Saturday's Winter Solstice Coincides With a Special Display of Shooting Stars (Video)
This year's winter solstice will be celebrated in the Northern Hemisphere with shooting stars from the Ursids meteor shower.
Astronomical winter is coming. Will you celebrate the official beginning of the new season in the Northern Hemisphere with a shooting star or two? This year, the shortest day of the year and the official first day of winter in the Northern Hemisphere — the winter solstice — coincides with the peak of the 2019 Ursids meteor shower. Since the solstice isn’t a visual spectacle, seeing a shooting star is the perfect way to mark the start of a new season.
When is the winter solstice?
Winter solstice in the Northern Hemisphere (and summer solstice in the Southern Hemisphere) will occur at precisely 4:19 a.m. Universal Time on Sunday, December 22, 2019. It’s a global event, so in North America, that translates to 11:19 p.m. EST and 8:19 p.m. PST on Saturday, December 21, 2019.
What is the winter solstice?
Caused by Earth’s tilted axis, the winter solstice marks the time when the Northern Hemisphere is tilted away from the sun. The sun is at its lowest point in the sky north of the equator, and it takes a shorter path through the sky. That means the sunlight is the weakest it will be all year, and it’s shining for the shortest amount of time. That’s a double whammy, and it brings the shortest day (and longest night) of the year, and lower temperatures, marking the beginning of winter.
In the Southern Hemisphere, it’s the complete opposite; the sun is at its highest point in the sky, creating the longest day and the shortest night of the year, marking the start of summer.
How do people celebrate the winter solstice?
The winter solstice is celebrated for being the rebirth of the sun because it marks the moment when it’s above the Tropic of Capricorn at noon, which is as far south as it appears to get. After the winter solstice, the days begin to get longer in the Northern Hemisphere.
It’s arguably the reason for we have a mid-winter festival, but winter solstice tends to get lost in Christmas celebrations.
However, there are several events to mark the winter solstice, most famously at Stonehenge in the UK, where visitors from around the world gather at sunrise (this year at 8.04 a.m. GMT) to see the sun rise above the stones. In New York, Paul Winter’s 40th Annual Winter Solstice Celebration concert takes place at the Cathedral of St. John the Divine, the world’s largest cathedral.
However, a great way to celebrate the winter solstice from any location in the Northern Hemisphere is by looking out for a shooting star or two from the Ursids meteor shower. From North America, it peaks on the evening of Saturday, December 21, 2019, almost the exact same time that the winter solstice occurs.

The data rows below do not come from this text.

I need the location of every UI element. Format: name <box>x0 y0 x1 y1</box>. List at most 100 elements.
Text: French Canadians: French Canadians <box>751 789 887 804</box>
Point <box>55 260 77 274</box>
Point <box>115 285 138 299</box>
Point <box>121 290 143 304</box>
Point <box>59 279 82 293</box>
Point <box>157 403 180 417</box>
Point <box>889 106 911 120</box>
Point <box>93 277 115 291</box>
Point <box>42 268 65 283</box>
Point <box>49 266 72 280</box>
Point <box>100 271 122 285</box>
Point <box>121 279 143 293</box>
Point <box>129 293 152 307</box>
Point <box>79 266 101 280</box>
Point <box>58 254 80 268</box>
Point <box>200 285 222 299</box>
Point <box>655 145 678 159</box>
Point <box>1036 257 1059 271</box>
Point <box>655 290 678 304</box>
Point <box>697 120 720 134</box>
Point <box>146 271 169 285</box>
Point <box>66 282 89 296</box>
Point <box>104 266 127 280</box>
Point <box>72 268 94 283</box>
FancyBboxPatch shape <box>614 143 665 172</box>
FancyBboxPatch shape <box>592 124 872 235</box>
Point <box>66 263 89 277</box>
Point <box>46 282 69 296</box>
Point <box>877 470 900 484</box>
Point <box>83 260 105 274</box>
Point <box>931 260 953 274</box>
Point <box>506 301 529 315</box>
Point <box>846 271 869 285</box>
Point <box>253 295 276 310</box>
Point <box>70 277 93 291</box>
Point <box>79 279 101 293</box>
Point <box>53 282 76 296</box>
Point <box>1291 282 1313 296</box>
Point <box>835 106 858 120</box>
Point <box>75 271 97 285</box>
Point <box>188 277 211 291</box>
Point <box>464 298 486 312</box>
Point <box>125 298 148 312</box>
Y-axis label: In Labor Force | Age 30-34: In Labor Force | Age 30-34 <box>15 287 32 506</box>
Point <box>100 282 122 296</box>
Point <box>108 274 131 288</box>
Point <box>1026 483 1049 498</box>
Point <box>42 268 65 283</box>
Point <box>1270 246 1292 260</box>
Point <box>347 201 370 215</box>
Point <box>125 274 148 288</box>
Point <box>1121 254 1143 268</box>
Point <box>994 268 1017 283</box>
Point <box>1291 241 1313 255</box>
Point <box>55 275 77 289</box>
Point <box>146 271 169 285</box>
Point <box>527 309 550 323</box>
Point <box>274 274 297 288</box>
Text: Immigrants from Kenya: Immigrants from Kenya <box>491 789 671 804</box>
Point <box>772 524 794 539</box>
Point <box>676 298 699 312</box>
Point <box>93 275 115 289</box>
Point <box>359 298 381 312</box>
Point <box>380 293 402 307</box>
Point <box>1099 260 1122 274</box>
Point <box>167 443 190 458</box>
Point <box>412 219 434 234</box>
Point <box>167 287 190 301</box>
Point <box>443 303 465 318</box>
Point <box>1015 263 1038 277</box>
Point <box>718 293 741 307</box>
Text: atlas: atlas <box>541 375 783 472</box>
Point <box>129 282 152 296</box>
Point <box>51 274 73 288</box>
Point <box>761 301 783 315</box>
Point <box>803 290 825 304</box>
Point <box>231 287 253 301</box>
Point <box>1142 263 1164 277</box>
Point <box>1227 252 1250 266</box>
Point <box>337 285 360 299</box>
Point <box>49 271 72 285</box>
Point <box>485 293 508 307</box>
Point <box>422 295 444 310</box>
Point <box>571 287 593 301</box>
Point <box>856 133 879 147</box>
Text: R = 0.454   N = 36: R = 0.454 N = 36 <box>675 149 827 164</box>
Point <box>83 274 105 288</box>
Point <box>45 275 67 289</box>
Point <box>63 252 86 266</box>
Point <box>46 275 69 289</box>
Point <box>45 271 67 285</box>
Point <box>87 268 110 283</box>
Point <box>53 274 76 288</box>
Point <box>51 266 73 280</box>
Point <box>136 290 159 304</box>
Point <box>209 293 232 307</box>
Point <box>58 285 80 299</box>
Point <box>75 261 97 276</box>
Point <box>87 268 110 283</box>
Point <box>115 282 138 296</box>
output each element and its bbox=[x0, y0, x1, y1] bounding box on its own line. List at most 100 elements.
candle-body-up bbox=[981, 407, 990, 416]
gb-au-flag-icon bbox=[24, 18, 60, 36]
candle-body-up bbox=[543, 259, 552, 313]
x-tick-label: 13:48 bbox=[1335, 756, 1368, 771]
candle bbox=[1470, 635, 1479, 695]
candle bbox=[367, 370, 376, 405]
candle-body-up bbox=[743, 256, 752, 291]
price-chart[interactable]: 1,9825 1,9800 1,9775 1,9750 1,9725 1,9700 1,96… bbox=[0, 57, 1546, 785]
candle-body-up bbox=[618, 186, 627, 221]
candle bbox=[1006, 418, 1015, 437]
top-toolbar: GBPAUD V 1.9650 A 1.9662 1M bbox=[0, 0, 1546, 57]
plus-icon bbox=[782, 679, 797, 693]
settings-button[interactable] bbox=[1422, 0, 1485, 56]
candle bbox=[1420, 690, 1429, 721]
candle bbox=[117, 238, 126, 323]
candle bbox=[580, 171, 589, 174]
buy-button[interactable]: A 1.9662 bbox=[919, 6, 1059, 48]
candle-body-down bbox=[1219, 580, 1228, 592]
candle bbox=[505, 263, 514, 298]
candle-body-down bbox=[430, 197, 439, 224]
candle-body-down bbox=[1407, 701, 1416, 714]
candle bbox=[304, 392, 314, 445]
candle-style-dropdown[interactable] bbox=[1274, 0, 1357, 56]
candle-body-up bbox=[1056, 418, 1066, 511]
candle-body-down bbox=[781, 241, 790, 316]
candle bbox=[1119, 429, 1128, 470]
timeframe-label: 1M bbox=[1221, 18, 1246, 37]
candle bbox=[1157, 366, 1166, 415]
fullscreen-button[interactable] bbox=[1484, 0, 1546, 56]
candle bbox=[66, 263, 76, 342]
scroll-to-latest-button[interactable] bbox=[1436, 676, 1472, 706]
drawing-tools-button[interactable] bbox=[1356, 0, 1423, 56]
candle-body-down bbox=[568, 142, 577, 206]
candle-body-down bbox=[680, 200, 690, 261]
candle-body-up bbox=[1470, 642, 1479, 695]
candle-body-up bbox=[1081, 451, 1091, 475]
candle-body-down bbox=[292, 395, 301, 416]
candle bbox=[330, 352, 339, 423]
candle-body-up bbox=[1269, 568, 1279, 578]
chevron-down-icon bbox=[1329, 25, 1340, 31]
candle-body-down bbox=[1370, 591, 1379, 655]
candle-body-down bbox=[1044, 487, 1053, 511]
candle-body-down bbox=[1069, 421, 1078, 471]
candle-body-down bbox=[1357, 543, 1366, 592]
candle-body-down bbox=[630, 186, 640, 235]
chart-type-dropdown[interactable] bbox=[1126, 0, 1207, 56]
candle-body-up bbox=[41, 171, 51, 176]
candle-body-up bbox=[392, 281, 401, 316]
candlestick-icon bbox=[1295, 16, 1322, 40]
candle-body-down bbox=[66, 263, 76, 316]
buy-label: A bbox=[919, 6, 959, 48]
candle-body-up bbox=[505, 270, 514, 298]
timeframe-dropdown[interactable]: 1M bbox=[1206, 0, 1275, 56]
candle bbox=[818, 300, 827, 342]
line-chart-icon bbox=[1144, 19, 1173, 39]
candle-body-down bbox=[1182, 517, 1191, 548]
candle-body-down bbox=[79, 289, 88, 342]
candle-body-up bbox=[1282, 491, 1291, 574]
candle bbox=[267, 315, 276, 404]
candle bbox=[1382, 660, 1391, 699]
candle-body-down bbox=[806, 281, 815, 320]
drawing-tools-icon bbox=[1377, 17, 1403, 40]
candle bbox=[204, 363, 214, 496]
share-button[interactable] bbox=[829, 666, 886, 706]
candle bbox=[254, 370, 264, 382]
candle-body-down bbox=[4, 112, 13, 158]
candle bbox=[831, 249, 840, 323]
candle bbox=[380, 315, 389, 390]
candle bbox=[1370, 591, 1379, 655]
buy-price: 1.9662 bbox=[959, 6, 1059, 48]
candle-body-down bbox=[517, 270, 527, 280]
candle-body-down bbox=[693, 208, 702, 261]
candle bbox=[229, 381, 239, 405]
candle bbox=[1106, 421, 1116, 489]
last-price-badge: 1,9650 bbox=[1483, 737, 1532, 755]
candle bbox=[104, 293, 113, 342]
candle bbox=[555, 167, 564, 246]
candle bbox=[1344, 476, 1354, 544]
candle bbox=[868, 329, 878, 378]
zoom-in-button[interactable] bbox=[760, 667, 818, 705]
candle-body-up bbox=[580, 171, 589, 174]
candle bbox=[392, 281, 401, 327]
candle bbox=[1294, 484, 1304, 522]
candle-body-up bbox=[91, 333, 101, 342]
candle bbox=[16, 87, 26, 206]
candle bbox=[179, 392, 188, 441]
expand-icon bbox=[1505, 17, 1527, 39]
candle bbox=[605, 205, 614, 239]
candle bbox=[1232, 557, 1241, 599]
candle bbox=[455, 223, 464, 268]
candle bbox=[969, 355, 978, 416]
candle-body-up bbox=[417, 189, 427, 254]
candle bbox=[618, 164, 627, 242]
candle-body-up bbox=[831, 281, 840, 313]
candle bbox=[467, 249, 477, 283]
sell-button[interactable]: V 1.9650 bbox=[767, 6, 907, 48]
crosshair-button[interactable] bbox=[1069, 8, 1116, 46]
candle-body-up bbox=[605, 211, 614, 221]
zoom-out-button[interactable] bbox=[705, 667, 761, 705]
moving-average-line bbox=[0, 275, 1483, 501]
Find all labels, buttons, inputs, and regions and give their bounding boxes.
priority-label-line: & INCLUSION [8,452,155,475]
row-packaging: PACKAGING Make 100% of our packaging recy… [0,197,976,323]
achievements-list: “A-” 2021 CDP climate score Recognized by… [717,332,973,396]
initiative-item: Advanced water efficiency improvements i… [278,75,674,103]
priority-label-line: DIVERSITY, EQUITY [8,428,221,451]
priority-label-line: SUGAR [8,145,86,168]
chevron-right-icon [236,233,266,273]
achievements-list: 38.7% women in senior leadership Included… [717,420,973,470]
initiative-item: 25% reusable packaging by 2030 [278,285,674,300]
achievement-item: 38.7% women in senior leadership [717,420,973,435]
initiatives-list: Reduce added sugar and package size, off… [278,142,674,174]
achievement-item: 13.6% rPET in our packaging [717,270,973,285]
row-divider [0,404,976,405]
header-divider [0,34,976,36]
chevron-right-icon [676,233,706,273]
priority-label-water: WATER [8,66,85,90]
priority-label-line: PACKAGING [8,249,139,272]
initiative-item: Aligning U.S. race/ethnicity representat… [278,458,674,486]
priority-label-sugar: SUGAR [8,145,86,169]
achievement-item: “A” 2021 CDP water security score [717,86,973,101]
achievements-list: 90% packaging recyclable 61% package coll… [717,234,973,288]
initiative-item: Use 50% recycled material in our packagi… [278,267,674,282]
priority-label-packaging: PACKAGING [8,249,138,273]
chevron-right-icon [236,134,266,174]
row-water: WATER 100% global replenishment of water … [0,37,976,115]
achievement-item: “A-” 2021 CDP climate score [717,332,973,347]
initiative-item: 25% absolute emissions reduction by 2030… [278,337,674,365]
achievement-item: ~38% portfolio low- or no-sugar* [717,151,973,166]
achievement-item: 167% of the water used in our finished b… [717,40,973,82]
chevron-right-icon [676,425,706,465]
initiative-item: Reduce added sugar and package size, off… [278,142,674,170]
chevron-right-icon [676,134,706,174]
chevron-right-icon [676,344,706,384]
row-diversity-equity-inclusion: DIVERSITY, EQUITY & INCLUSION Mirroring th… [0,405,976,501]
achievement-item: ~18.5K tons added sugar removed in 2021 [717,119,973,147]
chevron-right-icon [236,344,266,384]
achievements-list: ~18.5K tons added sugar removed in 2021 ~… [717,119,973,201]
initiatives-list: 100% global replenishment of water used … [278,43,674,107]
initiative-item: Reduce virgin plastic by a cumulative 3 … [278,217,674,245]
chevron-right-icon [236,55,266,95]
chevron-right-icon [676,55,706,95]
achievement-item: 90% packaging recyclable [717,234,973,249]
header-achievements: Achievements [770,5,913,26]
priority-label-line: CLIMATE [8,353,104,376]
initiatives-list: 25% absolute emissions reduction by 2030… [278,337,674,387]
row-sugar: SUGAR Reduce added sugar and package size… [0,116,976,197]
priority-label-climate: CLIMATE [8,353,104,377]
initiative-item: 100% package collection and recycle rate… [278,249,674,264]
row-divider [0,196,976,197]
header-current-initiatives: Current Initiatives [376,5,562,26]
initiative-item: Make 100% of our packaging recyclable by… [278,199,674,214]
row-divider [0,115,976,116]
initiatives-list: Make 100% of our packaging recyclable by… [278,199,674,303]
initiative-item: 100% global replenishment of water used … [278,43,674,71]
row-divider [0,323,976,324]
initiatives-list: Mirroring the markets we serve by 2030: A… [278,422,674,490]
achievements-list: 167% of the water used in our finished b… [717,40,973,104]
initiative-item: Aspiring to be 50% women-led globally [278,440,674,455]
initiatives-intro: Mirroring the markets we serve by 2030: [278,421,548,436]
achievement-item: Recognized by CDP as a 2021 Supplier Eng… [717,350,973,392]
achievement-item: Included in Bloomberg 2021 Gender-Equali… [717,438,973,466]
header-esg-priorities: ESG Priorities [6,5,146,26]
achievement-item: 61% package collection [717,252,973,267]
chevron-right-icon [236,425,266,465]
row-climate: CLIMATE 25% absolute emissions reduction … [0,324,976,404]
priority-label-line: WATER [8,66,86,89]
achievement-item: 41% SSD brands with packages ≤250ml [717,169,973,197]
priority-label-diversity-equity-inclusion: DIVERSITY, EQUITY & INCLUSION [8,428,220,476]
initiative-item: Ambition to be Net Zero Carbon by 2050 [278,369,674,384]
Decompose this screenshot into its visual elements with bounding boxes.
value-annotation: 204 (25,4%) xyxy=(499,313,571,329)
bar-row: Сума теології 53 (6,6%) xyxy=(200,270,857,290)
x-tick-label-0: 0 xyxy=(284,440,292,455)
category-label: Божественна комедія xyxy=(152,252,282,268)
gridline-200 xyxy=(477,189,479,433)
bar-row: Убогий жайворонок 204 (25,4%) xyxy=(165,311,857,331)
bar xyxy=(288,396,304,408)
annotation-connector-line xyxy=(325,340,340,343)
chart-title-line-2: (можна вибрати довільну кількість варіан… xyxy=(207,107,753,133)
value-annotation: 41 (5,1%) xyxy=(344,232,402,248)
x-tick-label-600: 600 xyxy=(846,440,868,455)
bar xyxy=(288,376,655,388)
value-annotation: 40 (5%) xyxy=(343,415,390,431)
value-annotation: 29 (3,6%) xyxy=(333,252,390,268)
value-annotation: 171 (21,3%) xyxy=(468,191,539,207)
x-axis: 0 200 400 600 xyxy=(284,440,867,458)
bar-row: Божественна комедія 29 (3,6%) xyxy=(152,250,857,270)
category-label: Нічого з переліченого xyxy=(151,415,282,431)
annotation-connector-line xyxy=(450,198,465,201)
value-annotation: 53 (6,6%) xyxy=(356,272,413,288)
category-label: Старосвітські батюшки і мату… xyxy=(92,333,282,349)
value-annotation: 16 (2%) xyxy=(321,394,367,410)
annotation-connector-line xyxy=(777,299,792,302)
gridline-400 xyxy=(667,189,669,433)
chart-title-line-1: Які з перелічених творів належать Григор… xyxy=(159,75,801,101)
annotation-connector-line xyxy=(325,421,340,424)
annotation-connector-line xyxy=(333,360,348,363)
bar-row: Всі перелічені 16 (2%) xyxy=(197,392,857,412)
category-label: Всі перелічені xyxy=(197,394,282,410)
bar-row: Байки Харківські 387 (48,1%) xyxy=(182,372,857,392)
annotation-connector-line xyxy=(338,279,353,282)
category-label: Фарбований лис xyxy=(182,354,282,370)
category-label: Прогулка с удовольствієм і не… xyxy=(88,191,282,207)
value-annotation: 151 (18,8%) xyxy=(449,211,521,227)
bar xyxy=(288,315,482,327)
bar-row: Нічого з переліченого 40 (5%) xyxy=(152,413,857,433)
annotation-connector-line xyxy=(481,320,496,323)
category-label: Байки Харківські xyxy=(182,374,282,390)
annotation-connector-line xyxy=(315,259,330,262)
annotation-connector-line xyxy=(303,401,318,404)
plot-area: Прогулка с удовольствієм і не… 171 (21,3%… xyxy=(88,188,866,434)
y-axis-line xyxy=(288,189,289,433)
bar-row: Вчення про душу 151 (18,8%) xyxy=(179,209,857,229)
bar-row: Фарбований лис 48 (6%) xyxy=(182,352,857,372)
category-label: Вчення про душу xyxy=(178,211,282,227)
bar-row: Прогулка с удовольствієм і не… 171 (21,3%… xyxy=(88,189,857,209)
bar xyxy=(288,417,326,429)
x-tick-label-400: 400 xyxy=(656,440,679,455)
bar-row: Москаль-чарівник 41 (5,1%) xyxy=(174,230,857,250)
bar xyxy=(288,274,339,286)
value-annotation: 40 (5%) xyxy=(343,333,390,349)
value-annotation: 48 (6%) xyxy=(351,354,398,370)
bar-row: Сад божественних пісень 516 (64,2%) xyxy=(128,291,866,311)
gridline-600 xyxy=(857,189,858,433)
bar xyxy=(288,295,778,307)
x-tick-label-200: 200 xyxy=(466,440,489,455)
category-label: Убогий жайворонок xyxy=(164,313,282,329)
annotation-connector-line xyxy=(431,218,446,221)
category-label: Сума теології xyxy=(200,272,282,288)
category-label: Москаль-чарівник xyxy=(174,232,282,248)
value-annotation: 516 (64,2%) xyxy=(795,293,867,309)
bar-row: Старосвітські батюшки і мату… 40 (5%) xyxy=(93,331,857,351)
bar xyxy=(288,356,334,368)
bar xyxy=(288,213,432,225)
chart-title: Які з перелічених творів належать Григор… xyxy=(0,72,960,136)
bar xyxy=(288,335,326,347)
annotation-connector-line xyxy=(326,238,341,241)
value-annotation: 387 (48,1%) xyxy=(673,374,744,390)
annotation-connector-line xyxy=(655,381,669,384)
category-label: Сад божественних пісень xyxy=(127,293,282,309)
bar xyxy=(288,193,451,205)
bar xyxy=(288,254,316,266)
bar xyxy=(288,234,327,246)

What is the Ursids meteor shower?
It’s a stream of dust and debris deposited by a comet in Earth’s orbital path around the sun. As particles strike the Earth’s atmosphere, they gather energy, lighting up as they release it. You can expect to see about 10 shooting stars per hour, each of which smashes into Earth’s atmosphere at an astonishing 20 miles per second.
Active between December 17 and December 26, the Ursids meteor shower peaks after dark on December 21 and into the early hours of December 22.
What causes the Ursids meteor shower?
The Ursids meteor shower is caused by Tuttle's Comet, which enters the solar system every 12 years to loop around the sun. It’s due back again in 2021. However, it’s named after the place in the night sky where the shooting stars appear to originate — Kochab, a star in the constellation of Ursa Minor. Ursa Minor—which contains famous constellation the Big Dipper—also contains Polaris, the North Star. Consequently, the Ursids meteor shower is only visible to observers in the Northern Hemisphere.